Unfortunately, as we attempt to whittle our own identities down to one dimension, we tend to begin viewing others around us as singular, as well. Moreover, in seeking to protect ourselves and our families, we tend to identify others according to their characteristics we view as most dangerous. Thus, someone who is a resident of Phoenix, a mother, and a user of intravenous drugs tends to get labeled by members of her community merely as an intravenous drug user. The other parts of her identity that need support? They get swept under the rug.

It is crucial for all of us, we members of the intersectional human race, to understand is that we all have multiple needs and multiple motivations. But others who may seem dangerous to us must be treated as residents of the communities that we share. In order to make our state safer, we need to keep safe all of the residents of our state. In order to protect my interests as a resident of Phoenix, I need to consider all of the residents of Phoenix as part of the equation. Just like the famous store, our communities are made up of many different sections, many of which do not affect us personally.
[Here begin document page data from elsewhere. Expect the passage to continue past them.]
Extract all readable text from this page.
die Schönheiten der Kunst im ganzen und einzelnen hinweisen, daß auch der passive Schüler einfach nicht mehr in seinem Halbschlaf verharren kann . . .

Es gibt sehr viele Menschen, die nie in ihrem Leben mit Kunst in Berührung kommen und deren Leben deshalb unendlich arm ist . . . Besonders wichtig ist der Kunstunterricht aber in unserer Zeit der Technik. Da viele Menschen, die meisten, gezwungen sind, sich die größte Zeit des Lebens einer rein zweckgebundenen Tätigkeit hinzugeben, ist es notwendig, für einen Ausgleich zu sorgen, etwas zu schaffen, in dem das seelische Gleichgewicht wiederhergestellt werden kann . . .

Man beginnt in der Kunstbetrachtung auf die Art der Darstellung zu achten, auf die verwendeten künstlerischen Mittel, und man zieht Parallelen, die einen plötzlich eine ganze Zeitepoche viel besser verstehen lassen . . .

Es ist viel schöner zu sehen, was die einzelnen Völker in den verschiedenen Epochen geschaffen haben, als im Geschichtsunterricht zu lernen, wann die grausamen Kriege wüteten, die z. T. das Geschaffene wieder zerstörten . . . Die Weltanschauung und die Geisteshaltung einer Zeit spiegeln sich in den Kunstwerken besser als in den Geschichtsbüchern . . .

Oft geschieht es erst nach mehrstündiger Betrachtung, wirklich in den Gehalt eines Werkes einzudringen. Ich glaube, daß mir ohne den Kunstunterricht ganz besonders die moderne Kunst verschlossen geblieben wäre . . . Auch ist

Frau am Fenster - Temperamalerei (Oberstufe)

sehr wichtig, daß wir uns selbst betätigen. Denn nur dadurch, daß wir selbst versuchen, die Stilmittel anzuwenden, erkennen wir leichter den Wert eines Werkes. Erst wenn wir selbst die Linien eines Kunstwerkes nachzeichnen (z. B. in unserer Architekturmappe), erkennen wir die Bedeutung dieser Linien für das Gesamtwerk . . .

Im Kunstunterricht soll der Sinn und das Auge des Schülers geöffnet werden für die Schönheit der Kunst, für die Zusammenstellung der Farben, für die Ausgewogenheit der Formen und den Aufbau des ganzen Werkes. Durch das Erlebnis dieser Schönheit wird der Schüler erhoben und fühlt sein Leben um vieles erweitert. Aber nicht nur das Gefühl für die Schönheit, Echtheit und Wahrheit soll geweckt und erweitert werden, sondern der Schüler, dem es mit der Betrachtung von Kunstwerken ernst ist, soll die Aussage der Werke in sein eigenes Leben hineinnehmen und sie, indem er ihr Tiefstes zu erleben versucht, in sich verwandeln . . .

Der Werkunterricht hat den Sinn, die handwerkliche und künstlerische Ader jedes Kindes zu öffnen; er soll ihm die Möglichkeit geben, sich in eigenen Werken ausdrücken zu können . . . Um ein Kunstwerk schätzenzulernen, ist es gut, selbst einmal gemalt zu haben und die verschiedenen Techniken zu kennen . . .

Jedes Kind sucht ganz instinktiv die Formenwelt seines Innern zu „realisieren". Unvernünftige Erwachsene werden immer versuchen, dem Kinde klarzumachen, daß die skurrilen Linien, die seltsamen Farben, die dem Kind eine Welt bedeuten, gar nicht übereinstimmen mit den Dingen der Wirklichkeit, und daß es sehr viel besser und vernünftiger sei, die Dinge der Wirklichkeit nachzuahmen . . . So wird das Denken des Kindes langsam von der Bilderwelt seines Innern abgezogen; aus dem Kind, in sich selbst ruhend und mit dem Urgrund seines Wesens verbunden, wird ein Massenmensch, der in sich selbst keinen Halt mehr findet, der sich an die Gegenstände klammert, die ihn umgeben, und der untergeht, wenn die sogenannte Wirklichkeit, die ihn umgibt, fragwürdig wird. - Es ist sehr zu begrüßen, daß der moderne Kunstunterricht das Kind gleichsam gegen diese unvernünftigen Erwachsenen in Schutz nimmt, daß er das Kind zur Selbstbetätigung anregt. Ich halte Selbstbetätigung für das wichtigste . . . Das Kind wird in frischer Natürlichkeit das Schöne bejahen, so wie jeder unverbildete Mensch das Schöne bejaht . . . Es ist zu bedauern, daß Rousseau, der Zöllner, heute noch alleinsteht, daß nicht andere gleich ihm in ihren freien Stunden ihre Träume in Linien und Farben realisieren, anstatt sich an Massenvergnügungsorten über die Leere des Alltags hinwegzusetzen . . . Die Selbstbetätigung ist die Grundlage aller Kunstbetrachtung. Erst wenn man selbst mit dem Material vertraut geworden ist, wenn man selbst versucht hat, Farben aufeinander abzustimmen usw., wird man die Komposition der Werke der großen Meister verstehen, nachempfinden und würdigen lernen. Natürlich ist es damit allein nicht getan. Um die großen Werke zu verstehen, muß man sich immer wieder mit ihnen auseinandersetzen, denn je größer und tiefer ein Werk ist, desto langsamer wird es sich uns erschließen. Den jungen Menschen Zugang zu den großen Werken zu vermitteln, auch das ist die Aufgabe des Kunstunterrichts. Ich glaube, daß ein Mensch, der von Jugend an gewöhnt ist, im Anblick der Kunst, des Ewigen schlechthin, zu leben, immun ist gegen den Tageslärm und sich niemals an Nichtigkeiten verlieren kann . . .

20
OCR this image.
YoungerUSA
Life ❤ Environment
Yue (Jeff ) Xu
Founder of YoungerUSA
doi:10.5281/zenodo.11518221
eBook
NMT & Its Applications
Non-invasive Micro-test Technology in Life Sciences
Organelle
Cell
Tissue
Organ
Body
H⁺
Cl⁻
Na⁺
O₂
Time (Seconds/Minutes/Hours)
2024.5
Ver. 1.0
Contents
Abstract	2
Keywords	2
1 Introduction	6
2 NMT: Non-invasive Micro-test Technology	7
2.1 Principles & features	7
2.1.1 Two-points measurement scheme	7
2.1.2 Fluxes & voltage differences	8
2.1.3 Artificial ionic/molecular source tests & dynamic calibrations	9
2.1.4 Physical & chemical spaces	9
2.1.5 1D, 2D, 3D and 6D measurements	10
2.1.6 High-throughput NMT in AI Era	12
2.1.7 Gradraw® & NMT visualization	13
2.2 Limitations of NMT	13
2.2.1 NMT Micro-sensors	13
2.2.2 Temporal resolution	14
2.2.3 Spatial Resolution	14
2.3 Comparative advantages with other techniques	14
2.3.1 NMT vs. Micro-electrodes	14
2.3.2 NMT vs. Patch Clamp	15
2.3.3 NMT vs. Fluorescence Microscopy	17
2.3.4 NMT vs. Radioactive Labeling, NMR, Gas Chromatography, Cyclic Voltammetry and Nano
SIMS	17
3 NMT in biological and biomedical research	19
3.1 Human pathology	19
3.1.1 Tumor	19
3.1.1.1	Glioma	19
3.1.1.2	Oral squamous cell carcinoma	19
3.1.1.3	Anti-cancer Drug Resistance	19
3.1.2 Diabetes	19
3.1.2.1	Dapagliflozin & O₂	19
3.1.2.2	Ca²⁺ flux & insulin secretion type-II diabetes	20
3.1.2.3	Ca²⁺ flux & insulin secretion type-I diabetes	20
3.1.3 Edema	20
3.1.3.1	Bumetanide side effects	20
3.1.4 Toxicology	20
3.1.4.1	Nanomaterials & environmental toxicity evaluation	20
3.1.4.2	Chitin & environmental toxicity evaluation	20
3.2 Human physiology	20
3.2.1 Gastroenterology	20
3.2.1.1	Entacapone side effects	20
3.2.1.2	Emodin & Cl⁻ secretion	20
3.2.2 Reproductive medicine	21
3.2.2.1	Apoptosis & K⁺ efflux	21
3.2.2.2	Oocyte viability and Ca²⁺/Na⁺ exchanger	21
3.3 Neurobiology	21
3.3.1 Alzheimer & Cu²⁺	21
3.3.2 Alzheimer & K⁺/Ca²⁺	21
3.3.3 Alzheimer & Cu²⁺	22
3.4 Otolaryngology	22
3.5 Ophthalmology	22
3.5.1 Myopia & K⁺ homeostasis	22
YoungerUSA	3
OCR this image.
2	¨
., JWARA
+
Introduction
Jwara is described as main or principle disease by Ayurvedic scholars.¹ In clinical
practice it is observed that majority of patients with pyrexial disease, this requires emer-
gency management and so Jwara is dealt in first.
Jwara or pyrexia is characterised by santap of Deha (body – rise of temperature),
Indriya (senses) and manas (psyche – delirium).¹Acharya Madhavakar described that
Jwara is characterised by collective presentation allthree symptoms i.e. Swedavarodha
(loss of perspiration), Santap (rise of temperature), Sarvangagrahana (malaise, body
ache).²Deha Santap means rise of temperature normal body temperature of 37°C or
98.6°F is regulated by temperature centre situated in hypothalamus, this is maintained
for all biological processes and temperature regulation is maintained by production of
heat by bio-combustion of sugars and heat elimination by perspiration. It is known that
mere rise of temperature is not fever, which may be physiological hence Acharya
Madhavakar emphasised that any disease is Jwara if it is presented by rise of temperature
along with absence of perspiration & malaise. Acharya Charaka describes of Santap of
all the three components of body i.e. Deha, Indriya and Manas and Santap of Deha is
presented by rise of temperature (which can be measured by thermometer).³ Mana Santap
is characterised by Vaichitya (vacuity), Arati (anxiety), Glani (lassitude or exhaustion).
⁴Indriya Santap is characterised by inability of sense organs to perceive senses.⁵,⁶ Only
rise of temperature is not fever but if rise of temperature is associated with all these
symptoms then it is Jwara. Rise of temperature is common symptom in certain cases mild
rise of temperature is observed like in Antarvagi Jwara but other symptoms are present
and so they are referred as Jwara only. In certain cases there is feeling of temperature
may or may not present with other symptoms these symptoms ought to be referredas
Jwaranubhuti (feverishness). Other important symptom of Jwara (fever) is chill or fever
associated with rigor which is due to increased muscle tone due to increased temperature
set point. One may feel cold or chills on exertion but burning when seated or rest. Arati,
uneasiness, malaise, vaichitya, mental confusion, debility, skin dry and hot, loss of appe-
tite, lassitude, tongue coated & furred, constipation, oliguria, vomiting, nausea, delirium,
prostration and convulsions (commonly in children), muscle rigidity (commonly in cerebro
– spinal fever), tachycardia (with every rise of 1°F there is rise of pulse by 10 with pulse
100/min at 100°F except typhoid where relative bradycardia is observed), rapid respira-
When we are able to see all lives as intersectional and having various needs, we are better equipped to support policies and programs that may affect some of our fellow Arizonans, but perhaps not us directly. We in the Harm Reduction community seek to remind our fellows that programs empirically proven to help members of marginalized social arenas, help all of us. If we want to make all of Arizona safer and healthier, we must seek to bring safety and health to all Arizonans. None of us has only one identity; we must focus on the parts of identity that we share.